For data science, Julia is exploding in popularity and there are numerous outstanding resources for learning Julia, including books, videos, and blog postings. I purchased the print and eBook option which includes an online “liveBook” which is easy to read. However, we cannot beat having a book in hand to read and markup. The author provides a GitHub repository with code and data files.

The author, Bogumit Kaminski, is a core developer of the DataFrames.jl package. He is an associate professor and head of the Decision Support and Analysis Unit at the SGH Warsaw School of Economics, as well as adjunct professor at the data science laboratory, Ryerson University, Toronto.
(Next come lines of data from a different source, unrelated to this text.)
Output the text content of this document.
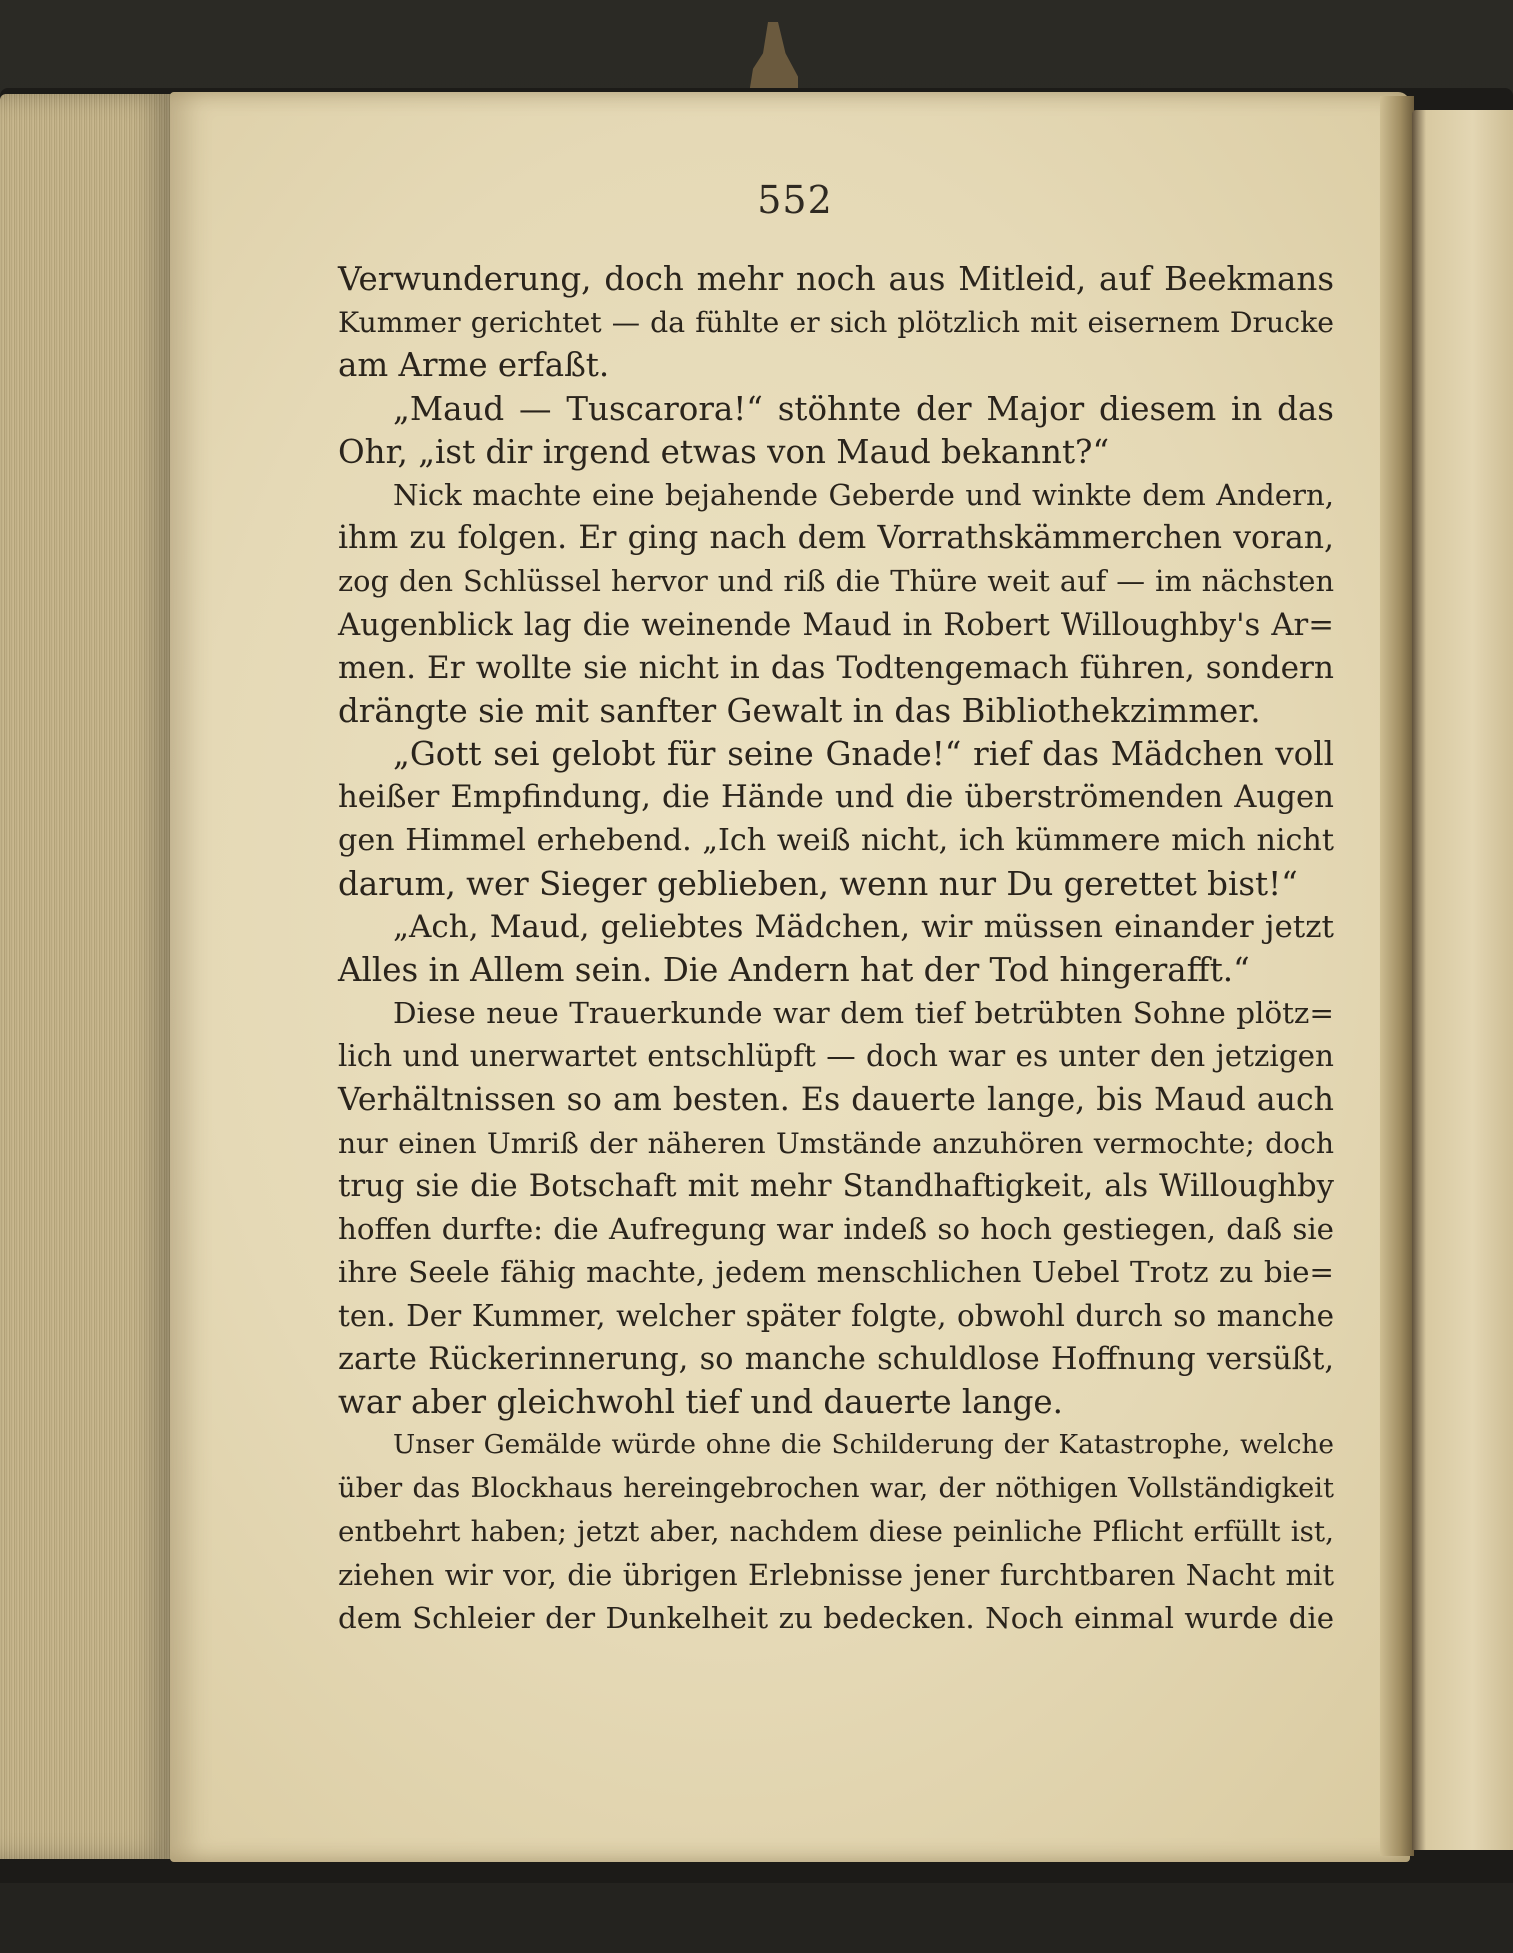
552
Verwunderung, doch mehr noch aus Mitleid, auf Beekmans
Kummer gerichtet — da fühlte er sich plötzlich mit eisernem Drucke
am Arme erfaßt.
„Maud — Tuscarora!“ stöhnte der Major diesem in das
Ohr, „ist dir irgend etwas von Maud bekannt?“
Nick machte eine bejahende Geberde und winkte dem Andern,
ihm zu folgen. Er ging nach dem Vorrathskämmerchen voran,
zog den Schlüssel hervor und riß die Thüre weit auf — im nächsten
Augenblick lag die weinende Maud in Robert Willoughby's Ar=
men. Er wollte sie nicht in das Todtengemach führen, sondern
drängte sie mit sanfter Gewalt in das Bibliothekzimmer.
„Gott sei gelobt für seine Gnade!“ rief das Mädchen voll
heißer Empfindung, die Hände und die überströmenden Augen
gen Himmel erhebend. „Ich weiß nicht, ich kümmere mich nicht
darum, wer Sieger geblieben, wenn nur Du gerettet bist!“
„Ach, Maud, geliebtes Mädchen, wir müssen einander jetzt
Alles in Allem sein. Die Andern hat der Tod hingerafft.“
Diese neue Trauerkunde war dem tief betrübten Sohne plötz=
lich und unerwartet entschlüpft — doch war es unter den jetzigen
Verhältnissen so am besten. Es dauerte lange, bis Maud auch
nur einen Umriß der näheren Umstände anzuhören vermochte; doch
trug sie die Botschaft mit mehr Standhaftigkeit, als Willoughby
hoffen durfte: die Aufregung war indeß so hoch gestiegen, daß sie
ihre Seele fähig machte, jedem menschlichen Uebel Trotz zu bie=
ten. Der Kummer, welcher später folgte, obwohl durch so manche
zarte Rückerinnerung, so manche schuldlose Hoffnung versüßt,
war aber gleichwohl tief und dauerte lange.
Unser Gemälde würde ohne die Schilderung der Katastrophe, welche
über das Blockhaus hereingebrochen war, der nöthigen Vollständigkeit
entbehrt haben; jetzt aber, nachdem diese peinliche Pflicht erfüllt ist,
ziehen wir vor, die übrigen Erlebnisse jener furchtbaren Nacht mit
dem Schleier der Dunkelheit zu bedecken. Noch einmal wurde die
This book is perfect for population health data scientists already familiar with R or Python, or already have basic proficiency with Julia but need an in depth and systematic introduction to Julia for data science.

Here is the table of contents.

  1. Introduction
  2. Getting started with Julia
  3. Julia’s support for scaling projects
  4. Working with collections in Julia
  5. Advanced topics on handling collections
  6. Working with strings
  7. Handling time-series data and missing values
  8. First steps with data frames
  9. Getting data from a data frame
  10. Creating data frame objects
  11. Converting and grouping data frames
  12. Mutating and transforming data frames
  13. Advanced transformations of data frames
  14. Creating web services for sharing data analysis results

2 Book highlights

2.1 Chapter 1 Introduction

My blog posting “My Journey from R to Julia” is a good summary of what is covered in the Introduction. I will cover just one item—execution speed, and compare it to R.

We will construct a for loop summation of a random sequence of integers from 1 to 1,000,000,000 (1 billion) that are sampled without replacment.1 Here is the correct answer as a reference:

## In Julia
julia>  sum(1:1_000_000_000)
500000000500000000

## In R
> options(digits=20)
> sum(1:1000000000)
[1] 5.000000005e+17

By default, R would give the wrong answer (not shown) because it uses 64-bit floating point numbers.2 To get the correct answer we need 64-bit integers. For this I used the bit64 R package to get the correct answer (below).

> require("bit64")
> n = 1000000000
> samp = sample(1:n, n, replace=FALSE)
> sum_n = function(x){
+     s = as.integer64(0)
+     for (i in x){
+         s = s + i
+     }
+     s
+ }
> system.time(x <- sum_n(samp))
     user    system   elapsed 
11094.792   101.378 11201.145 
> x
integer64
[1] 500000000500000000

To get the correct answer in R, the execution time was about 11,095 seconds. Okay, let’s try Julia.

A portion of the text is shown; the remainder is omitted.